Overlawyered is lucky to have a valued set of commenters from whom I often learn things, and it’s been quite a while since our comments section has suffered from any outbreak of bad commenter behavior, flame wars, or that sort of thing. I was reminded of our good fortune since several bloggers have recently added guidelines on comments moderation or otherwise outlined their views. At Volokh Conspiracy, known for its busy and high-quality comments section, Orin Kerr has posted a “Clarified Comments Policy” which with perhaps a slight change here or there could also serve as a comments policy for this site. Meanwhile, the site I helped launch a couple of weeks ago, Secular Right, from almost its first day attracted a high comments volume (more than 2,000 comments in the first two weeks) including more than a few that were contentious or uncivil — not an unexpected consequence when there are sharp disagreements on the topic of religion.

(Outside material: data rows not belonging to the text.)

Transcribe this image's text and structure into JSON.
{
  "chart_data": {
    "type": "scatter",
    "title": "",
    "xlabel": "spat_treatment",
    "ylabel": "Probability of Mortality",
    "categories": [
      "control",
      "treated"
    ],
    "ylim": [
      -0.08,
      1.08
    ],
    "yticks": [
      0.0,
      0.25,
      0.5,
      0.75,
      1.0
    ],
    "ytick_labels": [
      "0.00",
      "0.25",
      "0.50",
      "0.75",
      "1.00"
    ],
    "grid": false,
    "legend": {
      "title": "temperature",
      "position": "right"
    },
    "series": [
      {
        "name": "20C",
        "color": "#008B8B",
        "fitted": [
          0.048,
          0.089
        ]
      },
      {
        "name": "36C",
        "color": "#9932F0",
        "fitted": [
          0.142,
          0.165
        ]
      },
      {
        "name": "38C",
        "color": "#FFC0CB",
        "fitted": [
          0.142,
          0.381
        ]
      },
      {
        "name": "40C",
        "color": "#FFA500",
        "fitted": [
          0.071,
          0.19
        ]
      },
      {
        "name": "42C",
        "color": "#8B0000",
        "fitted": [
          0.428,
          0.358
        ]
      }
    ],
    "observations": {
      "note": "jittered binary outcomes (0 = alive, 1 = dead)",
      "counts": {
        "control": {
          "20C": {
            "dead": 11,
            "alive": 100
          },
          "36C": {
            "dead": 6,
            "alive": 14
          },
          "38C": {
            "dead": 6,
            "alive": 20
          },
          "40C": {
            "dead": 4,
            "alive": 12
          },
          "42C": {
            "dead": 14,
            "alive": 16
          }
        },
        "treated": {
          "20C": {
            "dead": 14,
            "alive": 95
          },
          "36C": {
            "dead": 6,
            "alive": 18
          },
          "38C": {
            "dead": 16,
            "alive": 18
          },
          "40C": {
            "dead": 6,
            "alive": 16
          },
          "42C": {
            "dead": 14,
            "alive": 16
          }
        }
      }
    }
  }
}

After one blowup I noted the following:
Let’s make it clear right now, though, that this is a moderated comments section. It may resemble a very broadminded letters-to-the-editor column; it is not going to resemble a public-access cable channel, graffiti wall, or Hyde Park Speakers’ Corner if I or DH can help it.
What’s more, it’s moderated for the benefit of this site’s intended audience, bearing in mind that some lines of discussion more quickly become tedious and irrelevant to that audience than others. Up to a point, I have no objection to efforts to save our immortal souls or turn us into leftier-than-thou Kossacks so long as they have decent entertainment value (short, witty, and nonrepetitive all help).
One group we’d be better off without are those who feel that commenting on this site is somehow a matter of right, no matter what the tedium factor, and radiate wounded entitlement when they learn that’s not how it’s going to work. They really would be happier elsewhere.
Scott Greenfield at Simple Justice is kind enough to quote this in a post discussing his own moderation practices, and then adds several more pertinent thoughts which are worth reading by anyone interested in comments sections. Meanwhile, Social Services for Feral Children touches on some of the legalities involved (“I love you all. Don’t get me sued.”).
As I say, much of this may seem not especially timely at the moment since this site is not experiencing any particular problem with comments, but I’m going to post it just so that I can refer back to it in some time of greater need.
P.S. Orin Kerr returns with another post on the topic. Ideas from the resulting thread include: deputizing trusted commenters with moderation powers; nesting comment sub-threads; allowing readers to rate comments with a +1 or -1 reaction; adding “ignore this commenter” options for users; and collapsing some types of comments to single lines that readers could click for more. Most of these steps lay beyond our current technical capabilities, though I’m not sure what’s available by way of WP plugins.